Öte yandan karar AİHM’nin zaten öteden beri basın özgürlüğüyle ilgili kararlarıyla tam uyum içinde. Demokrasiden söz ederek demokrat olunmaz. Uygulamalar önemli. Bir demokrasiyi diktatörlükten ayıran en önemli husus denetimdir. İstikrar deniyor. Mesele istikrarsa en istikrarlı sistem diktatörlüktür. Ne seçim, ne tartışma, ne farklı fikir vardır diktatörlüklerde. Demokrasi ise kuvvetler ayrılığına dayalı bir denetim rejimidir.
Orada siyasi, toplumsal ve yargısal denetimdir. Siyasi denetimi muhalefet, toplumsal denetimi bağımsız medya, yargısal denetim de millet adına bağımsız ve tarafsız yargı tarafından yapılır. Medyanın önemi toplum adına toplumsal denetimi gerçekleştirmektir.

Pakette basın özgürlüğü yok

- İyi de hükümetin demokratikleşme paketinde basın ve ifade özgürlüğüyle ilgili hiçbir atıf olmamasını nasıl değerlendiriyorsunuz?
Ü.K.- Onlar yok ama kamuda, okullarda türbana özgürlük var. AİHM’nin İsviçre’deki Dahlap kararına baksınlar. Kararda, öğretmenin başörtüsüyle ilgili olarak şunu söylüyor: “Bu bir özgürlük meselesi değildir. Devletin eğitimde tarafsız olması gerekir. Tarafsız olması gereken, devleti temsil eden öğretmenlerin de hiçbir siyasi ya da dini simgeyi taşımaması tarafsızlığın hem gereği hem de okulların çatışma alanı olmaması, orada barış tesis edilmesinin vazgeçilmez unsurudur.”
AİHM bu kararları alıyor ama bu siyasi iktidarın bunlara uyma yönünde herhangi bir niyeti söz konusu değil. Demokrasi paketi diyorlar.
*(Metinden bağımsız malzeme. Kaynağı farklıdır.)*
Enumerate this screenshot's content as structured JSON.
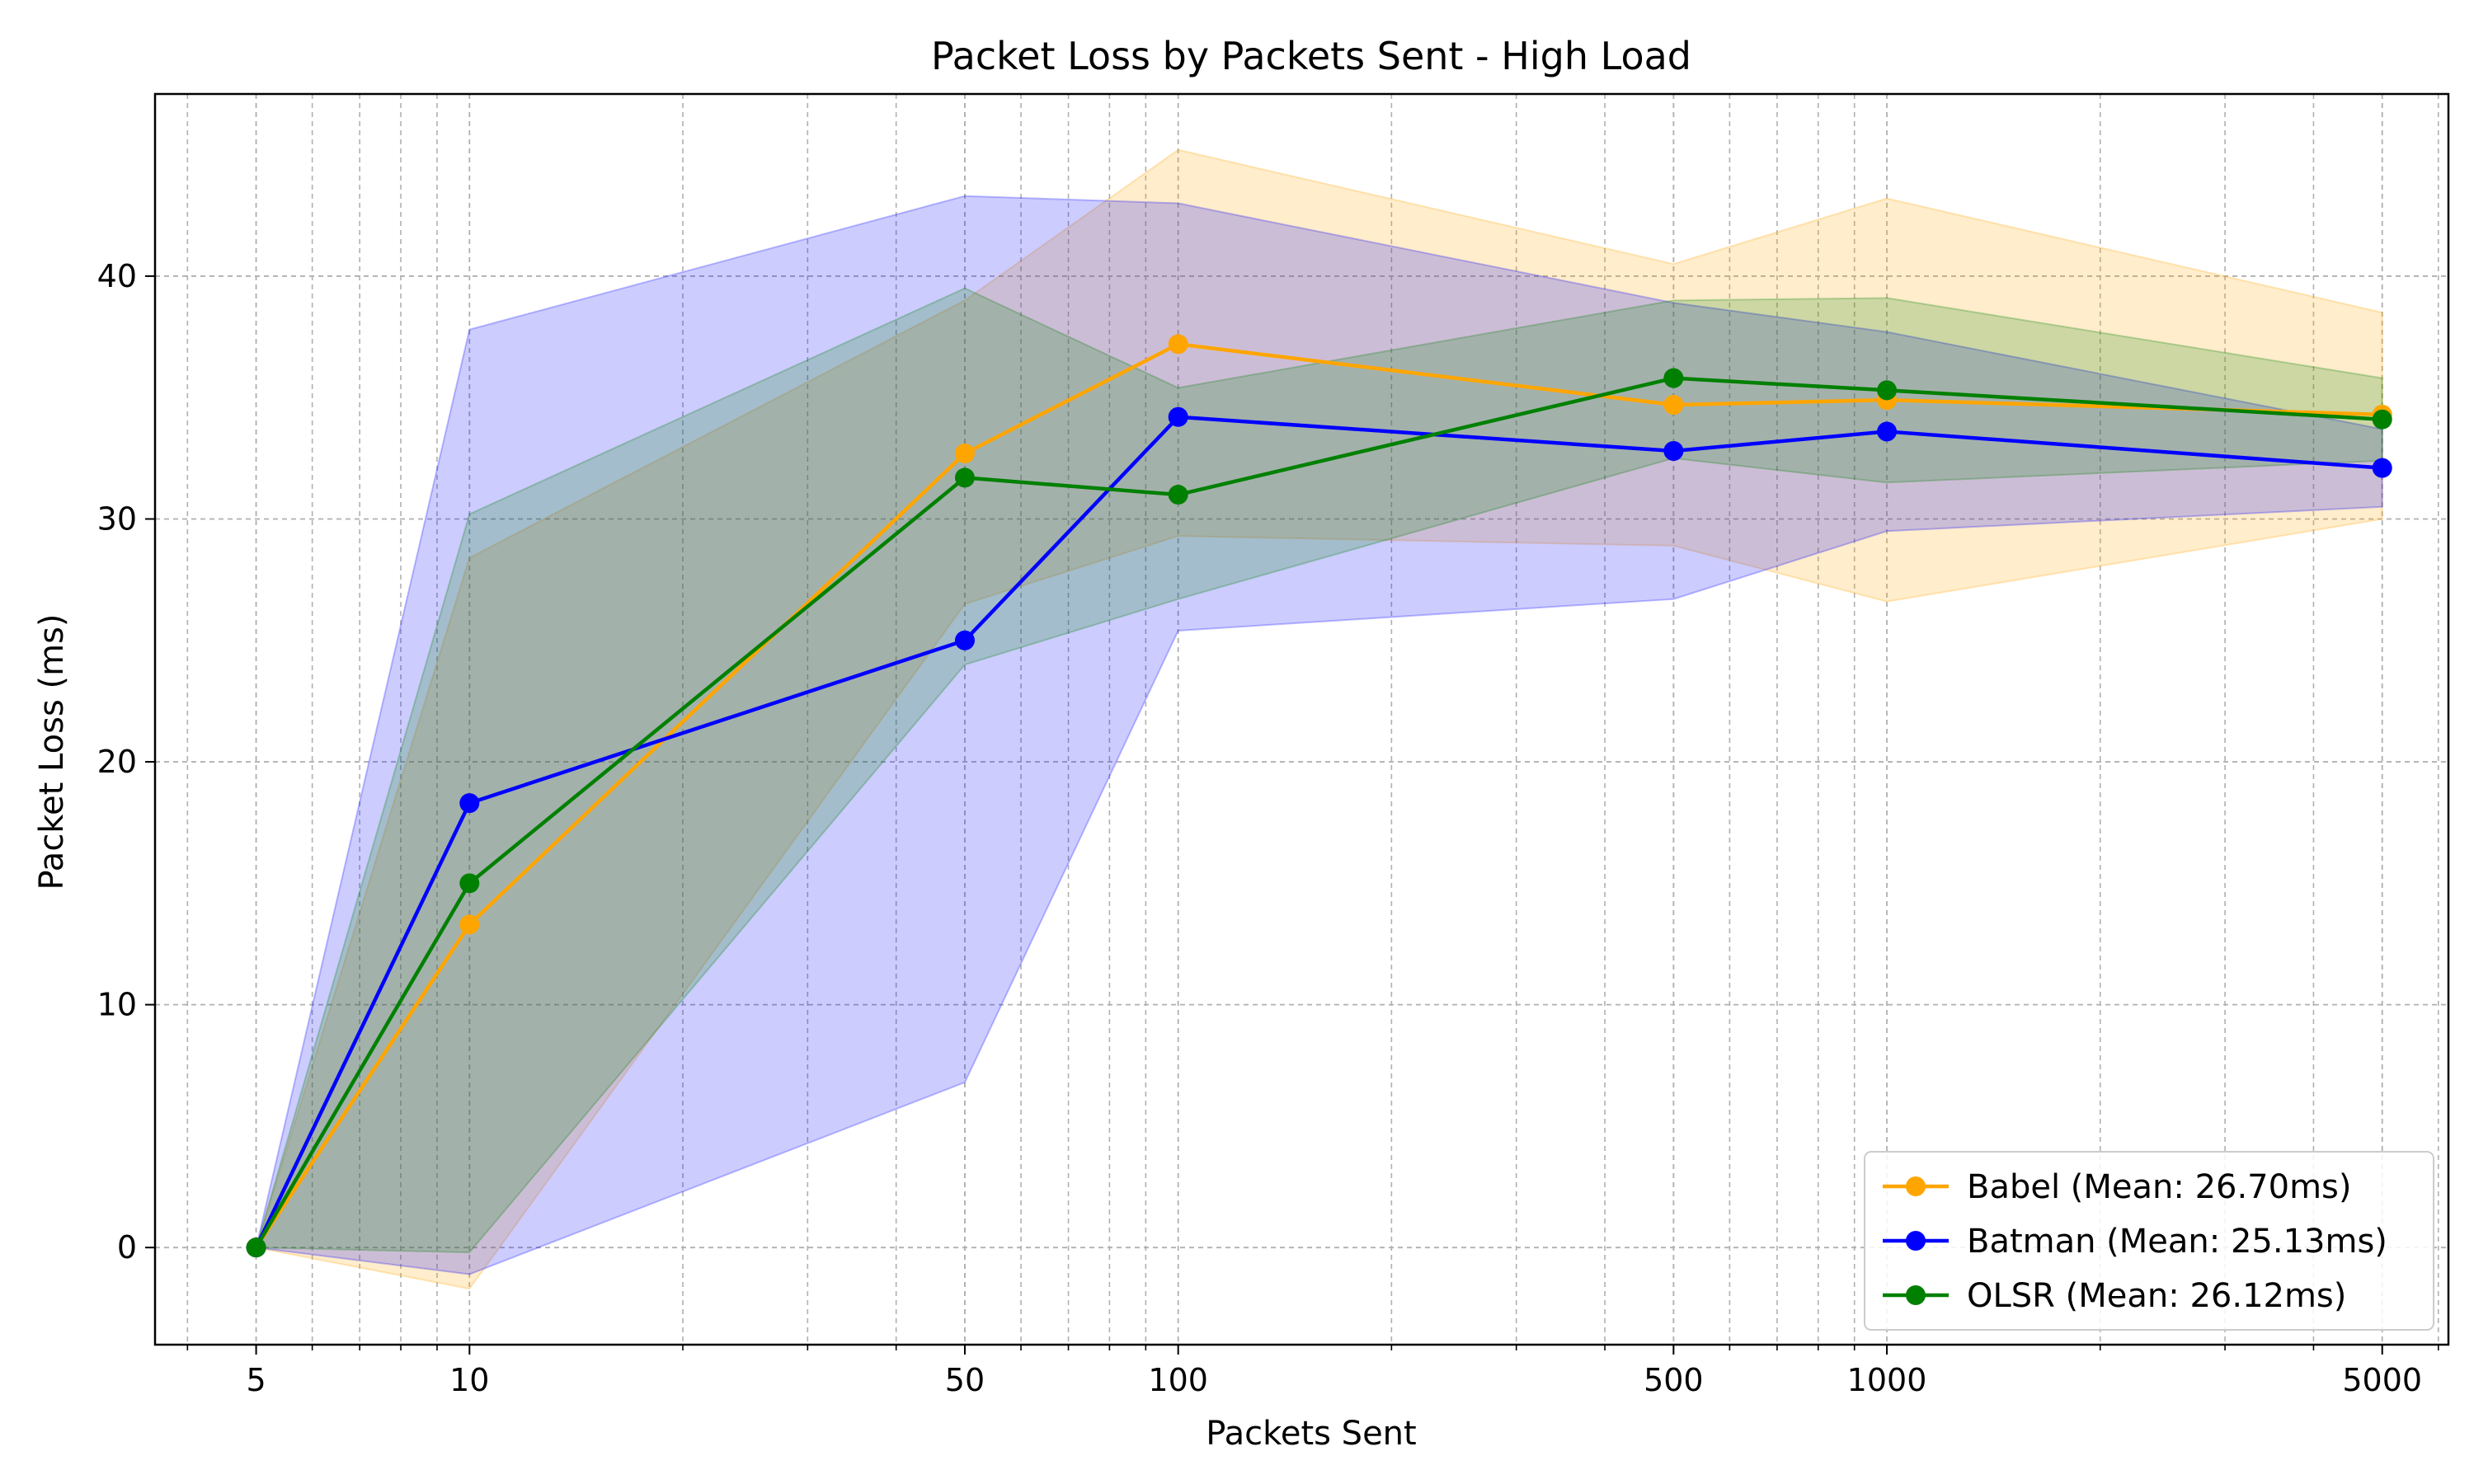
{
  "chart_data": {
    "type": "line",
    "title": "Packet Loss by Packets Sent - High Load",
    "xlabel": "Packets Sent",
    "ylabel": "Packet Loss (ms)",
    "x_scale": "log",
    "x": [
      5,
      10,
      50,
      100,
      500,
      1000,
      5000
    ],
    "x_tick_labels": [
      "5",
      "10",
      "50",
      "100",
      "500",
      "1000",
      "5000"
    ],
    "xlim": [
      3.6,
      6200
    ],
    "ylim": [
      -4,
      47.5
    ],
    "y_ticks": [
      0,
      10,
      20,
      30,
      40
    ],
    "grid": true,
    "legend_position": "bottom-right",
    "series": [
      {
        "name": "Babel (Mean: 26.70ms)",
        "color": "#FFA500",
        "values": [
          0,
          13.3,
          32.7,
          37.2,
          34.7,
          34.9,
          34.3
        ],
        "band_upper": [
          0,
          28.4,
          39.0,
          45.2,
          40.5,
          43.2,
          38.5
        ],
        "band_lower": [
          0,
          -1.7,
          26.5,
          29.3,
          28.9,
          26.6,
          30.0
        ]
      },
      {
        "name": "Batman (Mean: 25.13ms)",
        "color": "#0000FF",
        "values": [
          0,
          18.3,
          25.0,
          34.2,
          32.8,
          33.6,
          32.1
        ],
        "band_upper": [
          0,
          37.8,
          43.3,
          43.0,
          38.9,
          37.7,
          33.7
        ],
        "band_lower": [
          0,
          -1.1,
          6.8,
          25.4,
          26.7,
          29.5,
          30.5
        ]
      },
      {
        "name": "OLSR (Mean: 26.12ms)",
        "color": "#008000",
        "values": [
          0,
          15.0,
          31.7,
          31.0,
          35.8,
          35.3,
          34.1
        ],
        "band_upper": [
          0,
          30.2,
          39.5,
          35.4,
          39.0,
          39.1,
          35.8
        ],
        "band_lower": [
          0,
          -0.2,
          24.0,
          26.7,
          32.5,
          31.5,
          32.4
        ]
      }
    ]
  }
}
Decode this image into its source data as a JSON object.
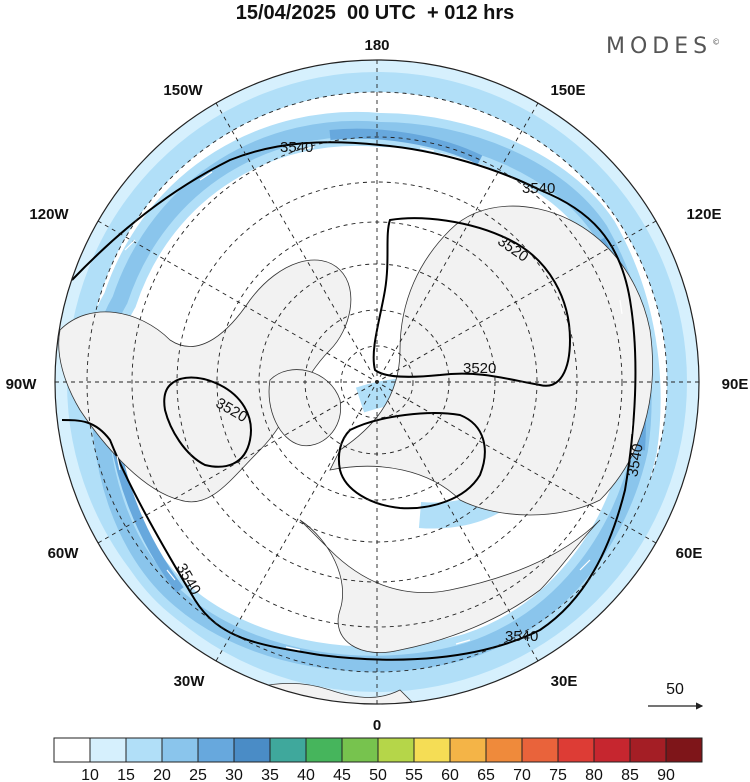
{
  "header": {
    "title": "15/04/2025  00 UTC  + 012 hrs",
    "brand": "MODES",
    "brand_mark": "©"
  },
  "map": {
    "projection": "north-polar-stereographic",
    "longitude_labels": [
      "180",
      "150E",
      "120E",
      "90E",
      "60E",
      "30E",
      "0",
      "30W",
      "60W",
      "90W",
      "120W",
      "150W"
    ],
    "contours": [
      {
        "value": "3540",
        "label_count": 5
      },
      {
        "value": "3520",
        "label_count": 3
      }
    ],
    "vector_reference": {
      "label": "50"
    }
  },
  "colorbar": {
    "labels": [
      "10",
      "15",
      "20",
      "25",
      "30",
      "35",
      "40",
      "45",
      "50",
      "55",
      "60",
      "65",
      "70",
      "75",
      "80",
      "85",
      "90"
    ],
    "colors": [
      "#ffffff",
      "#d6f0fd",
      "#b1dff8",
      "#8ac5ec",
      "#67a8dd",
      "#4a8cc6",
      "#3fa89c",
      "#46b55c",
      "#77c34e",
      "#b5d649",
      "#f5dd55",
      "#f4b447",
      "#ef8a3b",
      "#e9633b",
      "#dd3c35",
      "#c6262f",
      "#a41e25",
      "#7e1519"
    ]
  },
  "style": {
    "land_fill": "#f2f2f2",
    "contour_color": "#000000",
    "grid_color": "#222222"
  }
}
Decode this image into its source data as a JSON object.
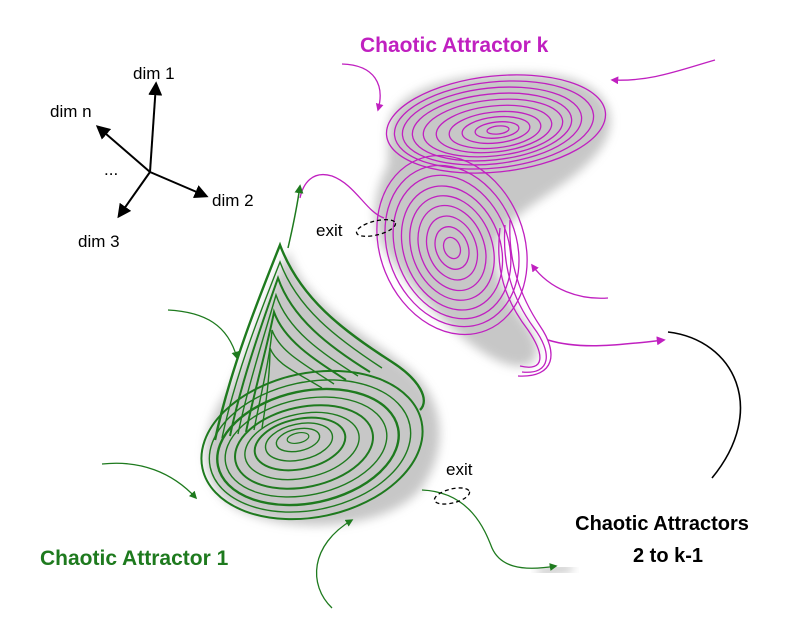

Ama bu zihniyetten hiçbir şekilde demokrasi geleceğine inanmıyorum. Bu pakette ne basın özgürlüğüyle, ne toplantı ve gösteri yürüyüşleriyle ilgili özgürlükler ne terörle mücadele kanununun değiştirilmesiyle ilgili herhangi ibare yok.
Parasız eğitim istediği için pankart açan öğrenciler terör örgütü üyesi olmaktan ceza alıyorsa, en masum gösteriler en sert polis müdahalesiyle karşılaşıp insanlar yaralanıyor, polis marifetiyle öldürülüyorsa ve polisin bütün bu yaptıkları cezai takibata uğramak yerine Başbakan tarafından, “Polisimiz destan yazdı” diye taltif ediliyorsa bu zihniyetten demokrasi filan çıkmaz.